Par soins essentiels, il faut entendre les soins de médecine générale et
d'urgence absolument nécessaires à la garantie de la dignité humaine. La
règle légale précitée est une disposition exceptionnelle tenant en échec
une décision d'exécution du renvoi et ne saurait être interprétée comme
une norme qui comprendrait un droit de séjour lui-même induit par un
droit général d'accès en Suisse à des mesures médicales visant à
recouvrer la santé ou à la maintenir, au simple motif que l'infrastructure
hospitalière et le savoir-faire médical dans le pays d'origine ou de
destination de l'intéressé n'atteint pas le standard suisse. Ainsi, l'art. 83
al. 4 LEtr ne fait pas obligation à la Suisse de pallier les disparités entre
son système de soins et celui du pays d'origine du requérant en
fournissant des soins de santé gratuits et illimités à tous les étrangers
dépourvus du droit de demeurer sur son territoire.

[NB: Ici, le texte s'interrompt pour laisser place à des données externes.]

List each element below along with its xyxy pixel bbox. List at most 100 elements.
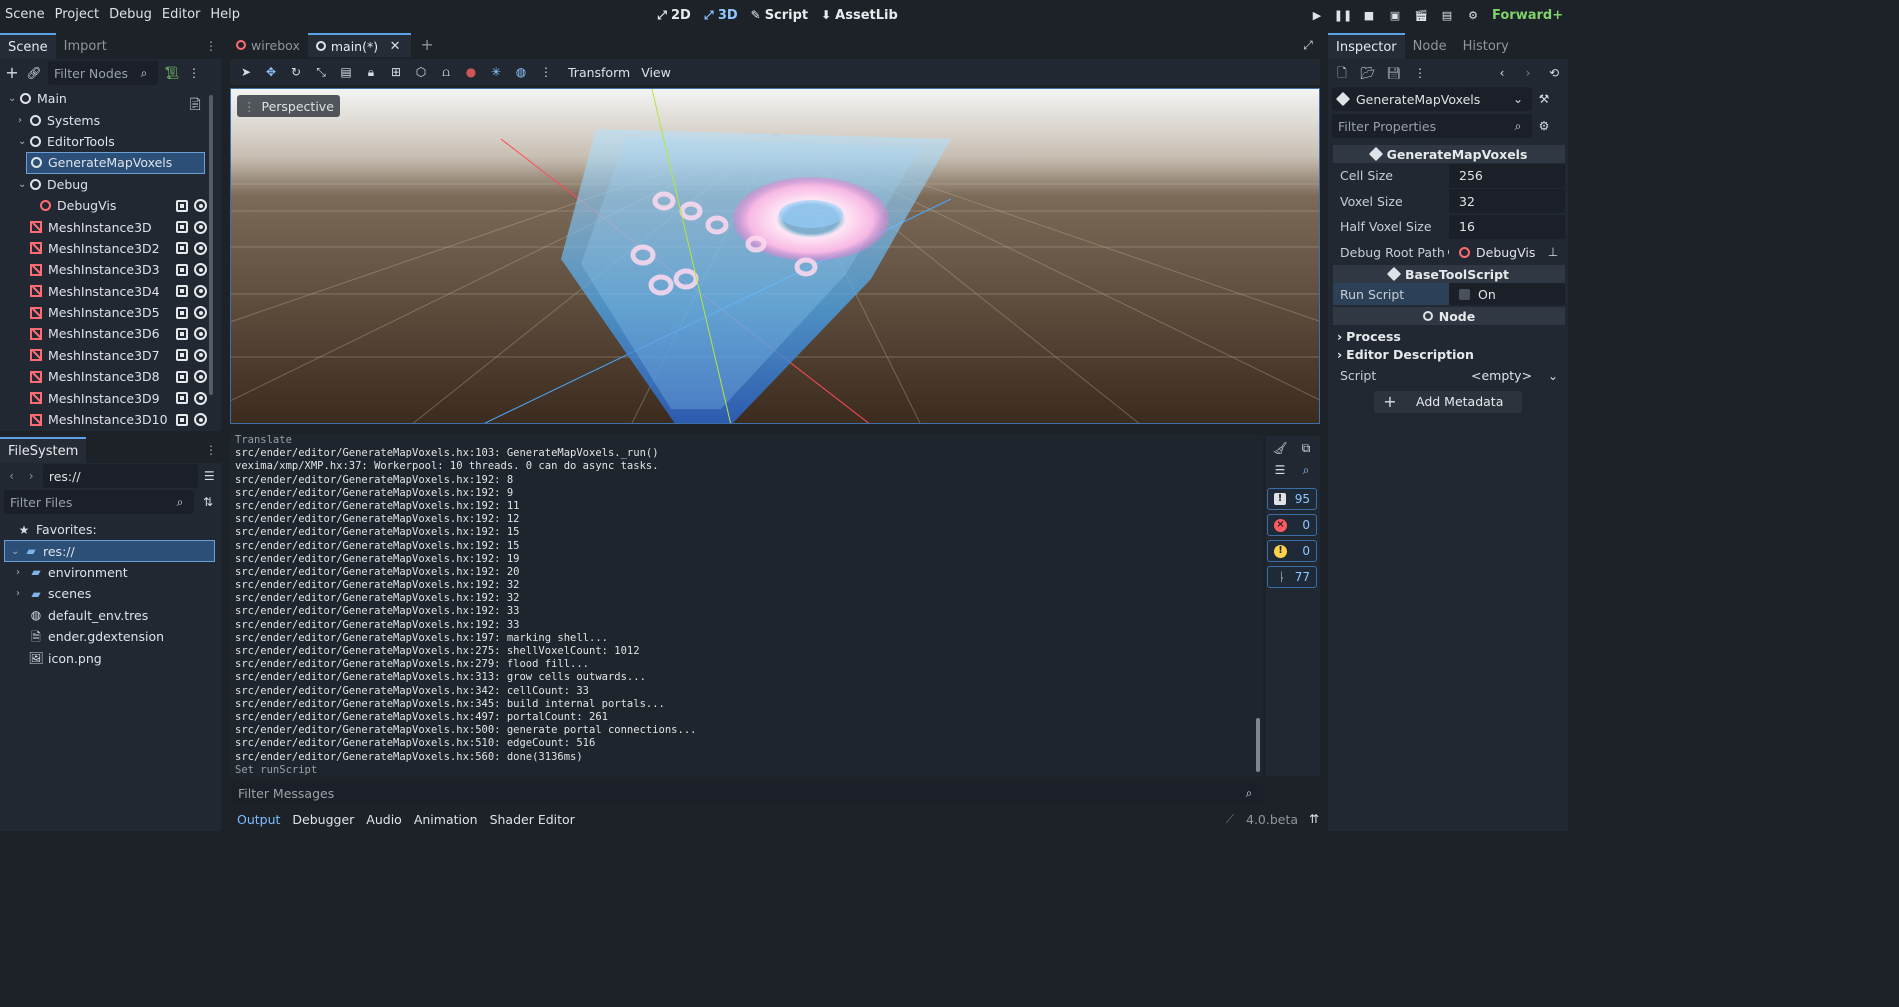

En revanche, si, en
raison de l'absence de possibilités de traitement effectives dans le pays
d'origine, l'état de santé de la personne concernée se dégradait très
rapidement, au point de conduire, d'une manière certaine, à la mise en
danger concrète de son intégrité physique ou psychique, ledit article peut
trouver application (sur l'ensemble de ces questions, voir ATAF 2009/2
consid. 9.3.2 p. 21).
4.4.2 Il sied de rappeler qu'en ce qui concerne le système de santé
mentale, les besoins en la matière sont importants, de nombreux
Kosovars souffrant de troubles d'origine psychique, et les moyens pour y
faire face étant encore insuffisants. Le pays manque de professionnels
qualifiés et le système actuel de formation est sous-développé,
particulièrement en dehors de la capitale. Dès lors, les moyens les plus
utilisés pour faire face à la demande sont l'administration de
médicaments et l'hospitalisation, lorsque le manque de lits ne s'y oppose
pas. Cela étant, il existe au Kosovo sept centres de traitement
ambulatoire pour les maladies psychiques (Centres Communautaires de
Santé Mentale). En outre, certains hôpitaux généraux disposent
d'espaces réservés à la neuropsychiatrie pour le traitement des cas de
psychiatrie aiguë. Finalement, grâce à la coopération internationale, de
nouvelles structures appelées "Maisons de l'intégration" ont vu le jour
dans certaines villes. Ces établissements logent des personnes atteintes
de troubles mineurs de la santé mentale dans des appartements protégés
et leur proposent un soutien thérapeutique et socio-psychologique
(cf. ATAF 2011/50 consid. 8.8.2 par. 4 et jurisp. cit., analyse qui garde son
actualité).
E-4998/2010
Page 9
4.4.3 Pour ce qui est du financement des soins, le Kosovo n'a pas à
l'heure actuelle de système d'assurance-maladie publique, de sorte que
seuls des contrats privés peuvent assurer l'accès à l'ensemble des
prestations hospitalières et ambulatoires. Cela étant, les services de
santé sont théoriquement fournis gratuitement par les institutions de
santé publique à certains groupes spécifiques, comme par exemple les
enfants jusqu'à quinze ans, les élèves et étudiants jusqu'à la fin de leur
formation de base, ou encore les bénéficiaires de l'assistance sociale et
leur famille proche. Dans les faits, en raison des contraintes financières et
matérielles ne permettant pas toujours de faire face à la demande, les
patients concernés sont parfois amenés à payer une partie des frais
générés, voire leur intégralité (cf. ATAF 2011/50 consid. 8.8.2 par. 1 ;
cf. également Internationale Organisation für Migration [IOM],
Länderinformationsblatt Kosovo (Juni 2013), pt. V 2 p. 34 s., ainsi que
Commission de l'immigration et du statut de réfugié du Canada, Kosovo :
Situation of single women in Pristina, including their ability to access
employment, housing, and social services; whether Catholic Albanian
women would face particular challenges accessing housing, employment
and social services when relocating to Pristina from a different area of
Kosovo [KOS104350.E], 8 April 2013, pt. 2.3, et. réf. cit.).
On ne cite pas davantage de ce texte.